Republican Senators Susan Collins of Maine, Shelley Moore Capito of West Virginia and Lisa Murkowski of Alaska immediately declared that they could not vote for such a plan.
With a majority of 52 senators, Senate Majority Leader Mitch McConnell could only afford to lose two 'yea' votes on his latest plan to dismantle Obamacare, which he announced on Monday after efforts to repeal and replace the healthcare law at the same time – one of Donald Trump's key campaign promises – collapsed.
Mr McConnell had assembled a 13-senator working group to craft the now-defunct healthcare bill, which was released last month. Observers have called the defections by Ms Collins, Ms Capito and Ms Murkowski the “revenge of the GOP women” for not being included in the healthcare talks.
Barely two days into writing the bill, the Majority Leader and other legislators were bombarded with questions about why no women had been included on the panel.
“The working group that counts is all 52 of us,” Mr McConnell told reporters in May. “Nobody is being excluded based upon gender ... Everybody's at the table.

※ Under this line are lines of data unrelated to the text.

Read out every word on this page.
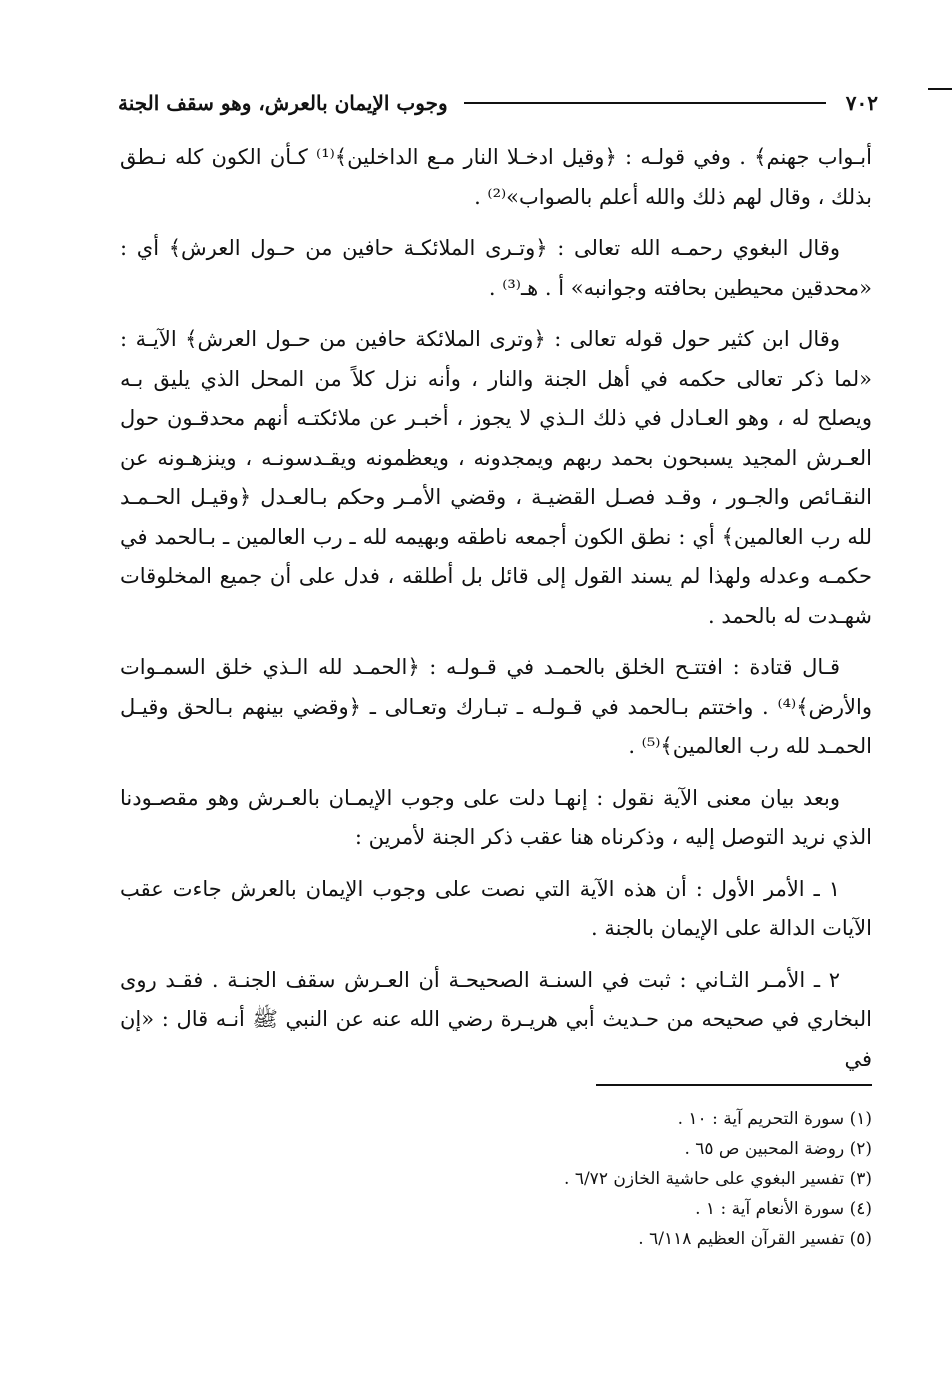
٧٠٢
وجوب الإيمان بالعرش، وهو سقف الجنة

أبـواب جهنم﴾ . وفي قولـه : ﴿وقيل ادخـلا النار مـع الداخلين﴾⁽¹⁾ كـأن الكون كله نـطق بذلك ، وقال لهم ذلك والله أعلم بالصواب»⁽²⁾ .

وقال البغوي رحمـه الله تعالى : ﴿وتـرى الملائكـة حافين من حـول العرش﴾ أي : «محدقين محيطين بحافته وجوانبه» أ . هـ⁽³⁾ .

وقال ابن كثير حول قوله تعالى : ﴿وترى الملائكة حافين من حـول العرش﴾ الآيـة : «لما ذكر تعالى حكمه في أهل الجنة والنار ، وأنه نزل كلاً من المحل الذي يليق بـه ويصلح له ، وهو العـادل في ذلك الـذي لا يجوز ، أخبـر عن ملائكتـه أنهم محدقـون حول العـرش المجيد يسبحون بحمد ربهم ويمجدونه ، ويعظمونه ويقـدسونـه ، وينزهـونه عن النقـائص والجـور ، وقـد فصـل القضيـة ، وقضي الأمـر وحكم بـالعـدل ﴿وقيـل الحـمـد لله رب العالمين﴾ أي : نطق الكون أجمعه ناطقه وبهيمه لله ـ رب العالمين ـ بـالحمد في حكمـه وعدله ولهذا لم يسند القول إلى قائل بل أطلقه ، فدل على أن جميع المخلوقات شهـدت له بالحمد .

قـال قتادة : افتتـح الخلق بالحمـد في قـولـه : ﴿الحمـد لله الـذي خلق السمـوات والأرض﴾⁽⁴⁾ . واختتم بـالحمد في قـولـه ـ تبـارك وتعـالى ـ ﴿وقضي بينهم بـالحق وقيـل الحمـد لله رب العالمين﴾⁽⁵⁾ .

وبعد بيان معنى الآية نقول : إنهـا دلت على وجوب الإيمـان بالعـرش وهو مقصـودنا الذي نريد التوصل إليه ، وذكرناه هنا عقب ذكر الجنة لأمرين :

١ ـ الأمر الأول : أن هذه الآية التي نصت على وجوب الإيمان بالعرش جاءت عقب الآيات الدالة على الإيمان بالجنة .

٢ ـ الأمـر الثـاني : ثبت في السنـة الصحيحـة أن العـرش سقف الجنـة . فقـد روى البخاري في صحيحه من حـديث أبي هريـرة رضي الله عنه عن النبي ﷺ أنـه قال : «إن في

(١) سورة التحريم آية : ١٠ .
(٢) روضة المحبين ص ٦٥ .
(٣) تفسير البغوي على حاشية الخازن ٦/٧٢ .
(٤) سورة الأنعام آية : ١ .
(٥) تفسير القرآن العظيم ٦/١١٨ .
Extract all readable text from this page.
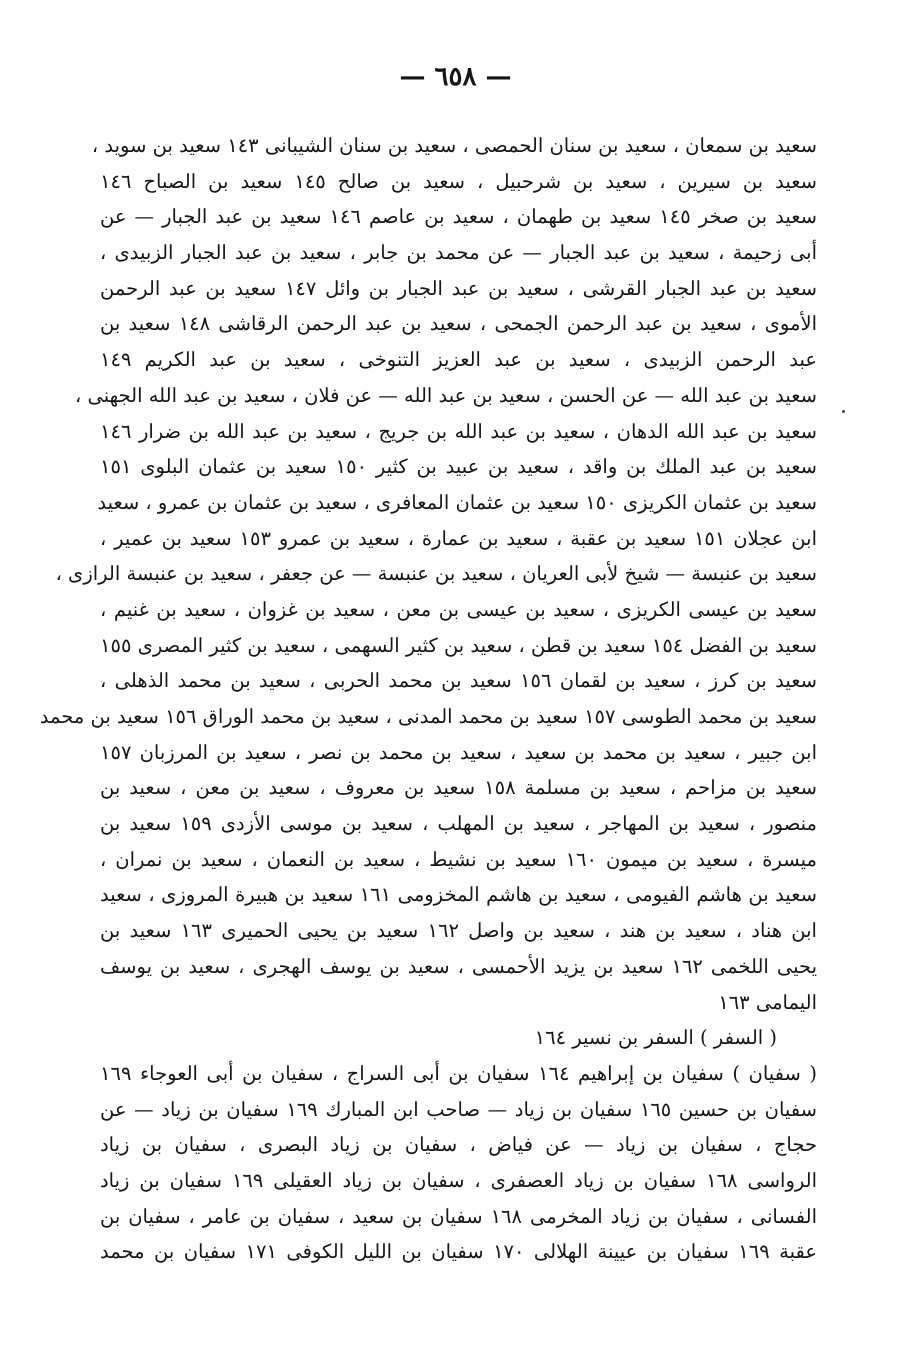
— ٦٥٨ —
سعيد بن سمعان ، سعيد بن سنان الحمصى ، سعيد بن سنان الشيبانى ١٤٣ سعيد بن سويد ،
سعيد بن سيرين ، سعيد بن شرحبيل ، سعيد بن صالح ١٤٥ سعيد بن الصباح ١٤٦
سعيد بن صخر ١٤٥ سعيد بن طهمان ، سعيد بن عاصم ١٤٦ سعيد بن عبد الجبار — عن
أبى زحيمة ، سعيد بن عبد الجبار — عن محمد بن جابر ، سعيد بن عبد الجبار الزبيدى ،
سعيد بن عبد الجبار القرشى ، سعيد بن عبد الجبار بن وائل ١٤٧ سعيد بن عبد الرحمن
الأموى ، سعيد بن عبد الرحمن الجمحى ، سعيد بن عبد الرحمن الرقاشى ١٤٨ سعيد بن
عبد الرحمن الزبيدى ، سعيد بن عبد العزيز التنوخى ، سعيد بن عبد الكريم ١٤٩
سعيد بن عبد الله — عن الحسن ، سعيد بن عبد الله — عن فلان ، سعيد بن عبد الله الجهنى ،
سعيد بن عبد الله الدهان ، سعيد بن عبد الله بن جريج ، سعيد بن عبد الله بن ضرار ١٤٦
سعيد بن عبد الملك بن واقد ، سعيد بن عبيد بن كثير ١٥٠ سعيد بن عثمان البلوى ١٥١
سعيد بن عثمان الكريزى ١٥٠ سعيد بن عثمان المعافرى ، سعيد بن عثمان بن عمرو ، سعيد
ابن عجلان ١٥١ سعيد بن عقبة ، سعيد بن عمارة ، سعيد بن عمرو ١٥٣ سعيد بن عمير ،
سعيد بن عنبسة — شيخ لأبى العريان ، سعيد بن عنبسة — عن جعفر ، سعيد بن عنبسة الرازى ،
سعيد بن عيسى الكريزى ، سعيد بن عيسى بن معن ، سعيد بن غزوان ، سعيد بن غنيم ،
سعيد بن الفضل ١٥٤ سعيد بن قطن ، سعيد بن كثير السهمى ، سعيد بن كثير المصرى ١٥٥
سعيد بن كرز ، سعيد بن لقمان ١٥٦ سعيد بن محمد الحربى ، سعيد بن محمد الذهلى ،
سعيد بن محمد الطوسى ١٥٧ سعيد بن محمد المدنى ، سعيد بن محمد الوراق ١٥٦ سعيد بن محمد
ابن جبير ، سعيد بن محمد بن سعيد ، سعيد بن محمد بن نصر ، سعيد بن المرزبان ١٥٧
سعيد بن مزاحم ، سعيد بن مسلمة ١٥٨ سعيد بن معروف ، سعيد بن معن ، سعيد بن
منصور ، سعيد بن المهاجر ، سعيد بن المهلب ، سعيد بن موسى الأزدى ١٥٩ سعيد بن
ميسرة ، سعيد بن ميمون ١٦٠ سعيد بن نشيط ، سعيد بن النعمان ، سعيد بن نمران ،
سعيد بن هاشم الفيومى ، سعيد بن هاشم المخزومى ١٦١ سعيد بن هبيرة المروزى ، سعيد
ابن هناد ، سعيد بن هند ، سعيد بن واصل ١٦٢ سعيد بن يحيى الحميرى ١٦٣ سعيد بن
يحيى اللخمى ١٦٢ سعيد بن يزيد الأحمسى ، سعيد بن يوسف الهجرى ، سعيد بن يوسف
اليمامى ١٦٣
( السفر ) السفر بن نسير ١٦٤
( سفيان ) سفيان بن إبراهيم ١٦٤ سفيان بن أبى السراج ، سفيان بن أبى العوجاء ١٦٩
سفيان بن حسين ١٦٥ سفيان بن زياد — صاحب ابن المبارك ١٦٩ سفيان بن زياد — عن
حجاج ، سفيان بن زياد — عن فياض ، سفيان بن زياد البصرى ، سفيان بن زياد
الرواسى ١٦٨ سفيان بن زياد العصفرى ، سفيان بن زياد العقيلى ١٦٩ سفيان بن زياد
الفسانى ، سفيان بن زياد المخرمى ١٦٨ سفيان بن سعيد ، سفيان بن عامر ، سفيان بن
عقبة ١٦٩ سفيان بن عيينة الهلالى ١٧٠ سفيان بن الليل الكوفى ١٧١ سفيان بن محمد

Everybody.”
But Democrats accused their colleagues on the other side of the aisle of crafting “a secret healthcare plan” behind closed doors, “which I really hope is not happening in the men's locker room,” said Senator Patty Murray, a member of Democratic leadership.
The bill the male senators wrote would have defunded Planned Parenthood for a year – a proposal that Ms Murkowski and Ms Collins took issue with – as well as dramatically cut spending on Medicaid, a healthcare programme for low-income Americans that pays for nearly half of all births in the US.